Un’indagine ISMEA sull’andamento dei consumi di prodotti lattiero-caseari nel quinquennio 2012-2016 oltre a confermare il calo progressivo dei consumi, ha evidenziato che non è tanto il fattore economico adincidere su questa tendenza, ma piuttosto la diffusione di nuovi stili di vita. Trattandosi infatti di un bene primario, la crisi economica ha inciso solo in minima parte sulle dinamiche degli acquisti di latte, orientando i consumatori verso discount o offerte. D’altro canto la flessione maggiore negli acquisti si registra nelle famiglie con reddito più alto e nelle fasce di popolazione più giovane (under 35), mentre gli acquisti di latte restano più sostenuti (+2,6%) tra la popolazione più anziana (over 64), che rimane legata a modelli più tradizionali.
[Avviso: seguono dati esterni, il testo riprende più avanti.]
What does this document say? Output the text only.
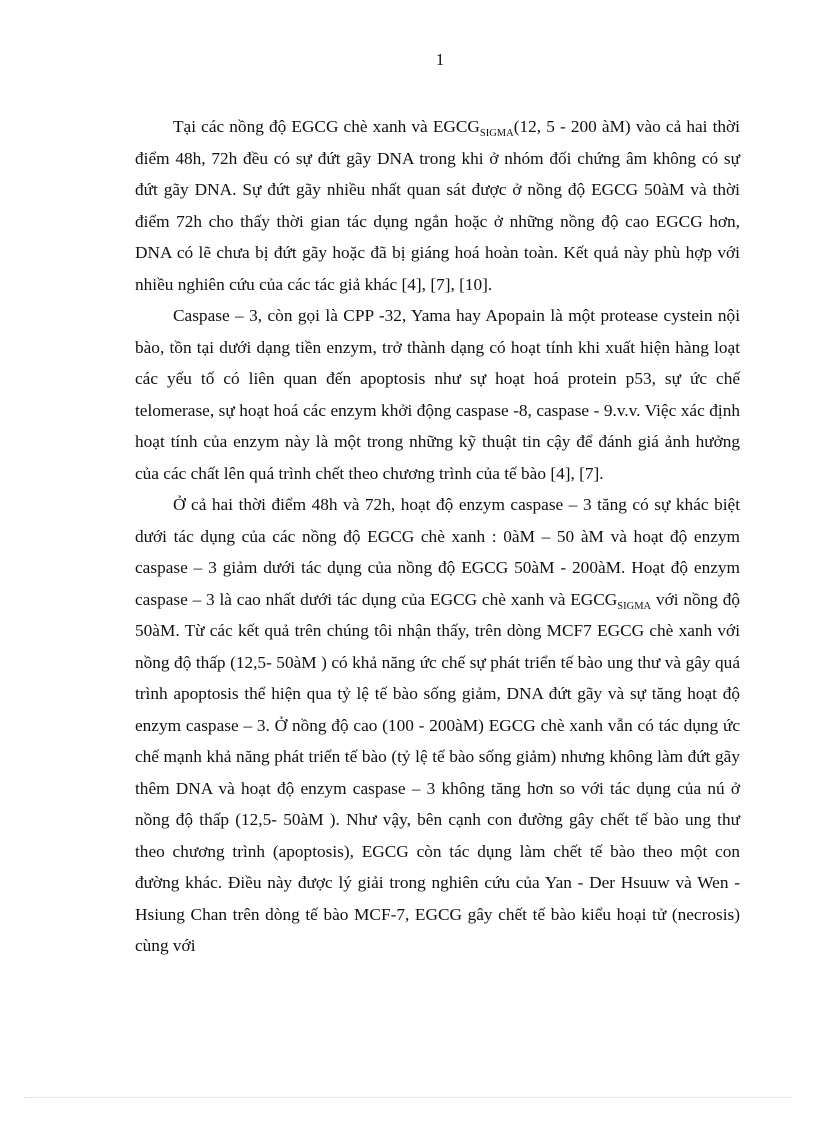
1

Tại các nồng độ EGCG chè xanh và $EGCG_{SIGMA}(12$, 5 - 200 àM) vào cả hai thời điểm 48h, 72h đều có sự đứt gãy DNA trong khi ở nhóm đối chứng âm không có sự đứt gãy DNA. Sự đứt gãy nhiều nhất quan sát được ở nồng độ EGCG 50àM và thời điểm 72h cho thấy thời gian tác dụng ngắn hoặc ở những nồng độ cao EGCG hơn, DNA có lẽ chưa bị đứt gãy hoặc đã bị giáng hoá hoàn toàn. Kết quả này phù hợp với nhiều nghiên cứu của các tác giả khác [4], [7], [10].

Caspase – 3, còn gọi là CPP -32, Yama hay Apopain là một protease cystein nội bào, tồn tại dưới dạng tiền enzym, trở thành dạng có hoạt tính khi xuất hiện hàng loạt các yếu tố có liên quan đến apoptosis như sự hoạt hoá protein p53, sự ức chế telomerase, sự hoạt hoá các enzym khởi động caspase -8, caspase - 9.v.v. Việc xác định hoạt tính của enzym này là một trong những kỹ thuật tin cậy để đánh giá ảnh hưởng của các chất lên quá trình chết theo chương trình của tế bào [4], [7].

Ở cả hai thời điểm 48h và 72h, hoạt độ enzym caspase – 3 tăng có sự khác biệt dưới tác dụng của các nồng độ EGCG chè xanh : 0àM – 50 àM và hoạt độ enzym caspase – 3 giảm dưới tác dụng của nồng độ EGCG 50àM - 200àM. Hoạt độ enzym caspase – 3 là cao nhất dưới tác dụng của EGCG chè xanh và $EGCG_{SIGMA}$ với nồng độ 50àM. Từ các kết quả trên chúng tôi nhận thấy, trên dòng MCF7 EGCG chè xanh với nồng độ thấp (12,5- 50àM ) có khả năng ức chế sự phát triển tế bào ung thư và gây quá trình apoptosis thể hiện qua tỷ lệ tế bào sống giảm, DNA đứt gãy và sự tăng hoạt độ enzym caspase – 3. Ở nồng độ cao (100 - 200àM) EGCG chè xanh vẫn có tác dụng ức chế mạnh khả năng phát triển tế bào (tỷ lệ tế bào sống giảm) nhưng không làm đứt gãy thêm DNA và hoạt độ enzym caspase – 3 không tăng hơn so với tác dụng của nú ở nồng độ thấp (12,5- 50àM ). Như vậy, bên cạnh con đường gây chết tế bào ung thư theo chương trình (apoptosis), EGCG còn tác dụng làm chết tế bào theo một con đường khác. Điều này được lý giải trong nghiên cứu của Yan - Der Hsuuw và Wen - Hsiung Chan trên dòng tế bào MCF-7, EGCG gây chết tế bào kiểu hoại tử (necrosis) cùng với
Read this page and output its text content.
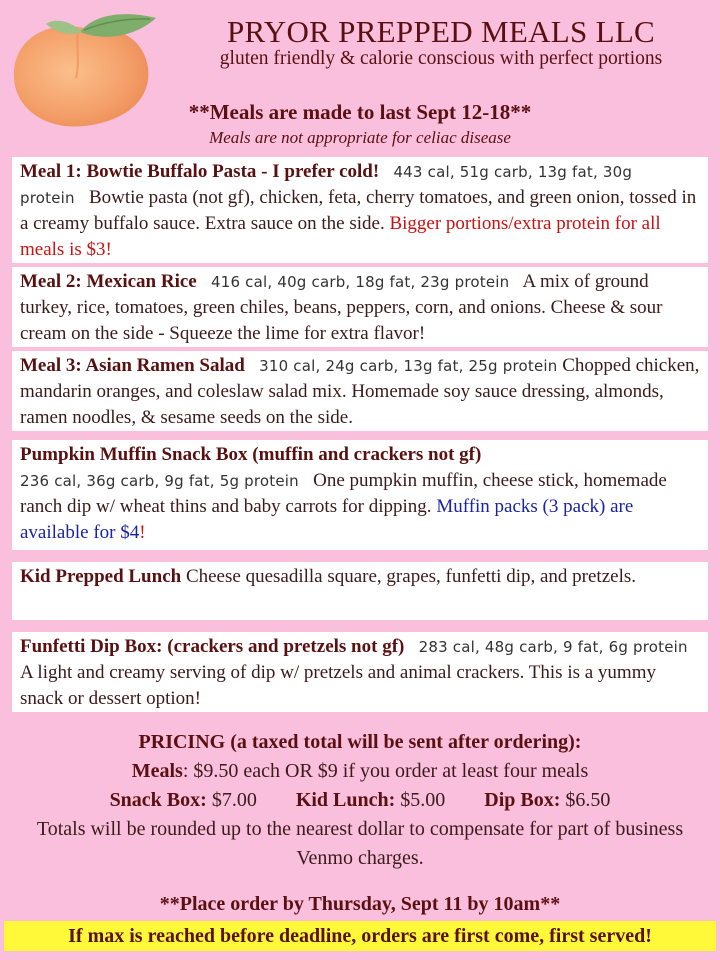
PRYOR PREPPED MEALS LLC
gluten friendly & calorie conscious with perfect portions
**Meals are made to last Sept 12-18**
Meals are not appropriate for celiac disease
Meal 1: Bowtie Buffalo Pasta - I prefer cold! 443 cal, 51g carb, 13g fat, 30g protein Bowtie pasta (not gf), chicken, feta, cherry tomatoes, and green onion, tossed in a creamy buffalo sauce. Extra sauce on the side. Bigger portions/extra protein for all meals is $3!
Meal 2: Mexican Rice 416 cal, 40g carb, 18g fat, 23g protein A mix of ground turkey, rice, tomatoes, green chiles, beans, peppers, corn, and onions. Cheese & sour cream on the side - Squeeze the lime for extra flavor!
Meal 3: Asian Ramen Salad 310 cal, 24g carb, 13g fat, 25g protein Chopped chicken, mandarin oranges, and coleslaw salad mix. Homemade soy sauce dressing, almonds, ramen noodles, & sesame seeds on the side.
Pumpkin Muffin Snack Box (muffin and crackers not gf)
236 cal, 36g carb, 9g fat, 5g protein One pumpkin muffin, cheese stick, homemade ranch dip w/ wheat thins and baby carrots for dipping. Muffin packs (3 pack) are available for $4!
Kid Prepped Lunch Cheese quesadilla square, grapes, funfetti dip, and pretzels.
Funfetti Dip Box: (crackers and pretzels not gf) 283 cal, 48g carb, 9 fat, 6g protein   A light and creamy serving of dip w/ pretzels and animal crackers. This is a yummy snack or dessert option!
PRICING (a taxed total will be sent after ordering):
Meals: $9.50 each OR $9 if you order at least four meals
Snack Box: $7.00 Kid Lunch: $5.00 Dip Box: $6.50
Totals will be rounded up to the nearest dollar to compensate for part of business Venmo charges.
**Place order by Thursday, Sept 11 by 10am**
If max is reached before deadline, orders are first come, first served!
Si conferma, inoltre, la maggior propensione all’acquisto di latte ad alta digeribilità, sia fresco che a lunga scadenza, soprattutto nelle famiglie con una disponibilità economica maggiore, ma anche in buona parte dei consumatori, anche con disponibilità economiche minori, che preferiscono questo prodotto per ragioni salutistiche.
I consumatori italiani, quindi, sembrano orientarsi verso regimi alimentari che tendono a limitare nella propria dieta, per motivi etici o di salute, prodotti di origine animale e a preferire bevande vegetali o ad alta digeribilità. Le scelte d’acquisto sono quindi dettate da una particolare attenzione al salutismo e al benessere.
Tuttavia non va dimenticato che il latte e i suoi derivati sono alimenti cardine della dieta mediterranea e per questa ragione il loro consumo è fortemente consigliato, nell’ambito di un’alimentazione bilanciata, in tutte le fasce di età.
Il consumo pro-capite di latte fresco che storicamente era intorno ai 50 litri all’anno, ha registrato un calo del 25-30% negli ultimi cinque anni. Oggi in media un italiano beve circa 115 ml al giorno, ben al di sotto dei 375 ml (3 bicchieri) consigliati.
Per invertire questa tendenza è molto importante conoscere da vicino il latte e i suoi derivati, saperne l’origine, il tipo di lavorazione, le caratteristiche e le qualità. Il modo migliore per farlo è affidarsi a chi ogni giorno realizza questi prodotti, visitando le aziende agricole o acquistando direttamente nei mercati di Campagna Amica.